Union Leader Correspondent

September 20. 2013 8:03PM
Cavan Moore, 27, of Raymond listened to legal arguments Friday in Rockingham County Superior Court, where his lawyer sought to suppress statements he made to a police detective. (JAMES A. KIMBLE/Union Leader Correspondent)

BRENTWOOD — Defense lawyers argued on Friday morning that statements made by a Raymond man charged with breaking the limbs of his 7-week-old son should be thrown out of court because he was pressured to speak with police without being read his rights.

Public defenders for Cavan Moore, 27, claimed that their client was in police custody once police Detective Richard Labell closed the door to a patient room at Exeter Hospital on Dec. 28.

"Not only does he want to interview him in the room, but in the room alone," Public Defender Larissa Kiers told Judge Kenneth McHugh on Friday in Rockingham County Superior Court.

Moore is charged with 14 counts of second-degree assault and six counts of endangering the welfare of a child for allegedly injuring his son between Dec. 10 and Dec. 28. The boy's mother, Erica Moore, faces six misdemeanor counts of child endangerment.

Assistant County Attorney Katherine Crawford argued that Labell asked Moore to provide a written statement and made clear that Moore was free to leave at any time.

"The statements that were made were (offered) voluntarily by the defendant," Crawford said.

Labell testified that Moore told him that he may have "stepped on his son's ankle while playing video games."

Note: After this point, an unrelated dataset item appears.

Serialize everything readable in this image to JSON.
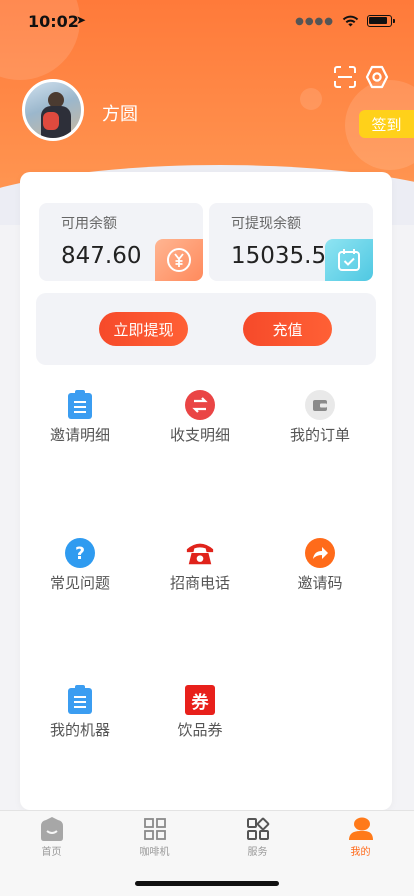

Labell said the conversation with Moore remained friendly, and he left the room to let Moore write his statement. Labell testified that when he returned to the room, Moore "told me he may have sat on his son's ankle."

"And I told him that's not what you told me the first time," Labell testified. "I told him no that's not what you told me and he became somewhat defiant."

Public defenders are only seeking to have just Moore's verbal statements to police barred from being heard by a jury. Kiers repeatedly questioned Labell about why he chose not to record the interview.

Labell testified he was called from home to respond to the hospital, and wanted to make sure he could interview the parents before they left the hospital.

McHugh said he will consider the arguments made on Friday before issuing his decision. Moore is scheduled to go on trial Oct. 28.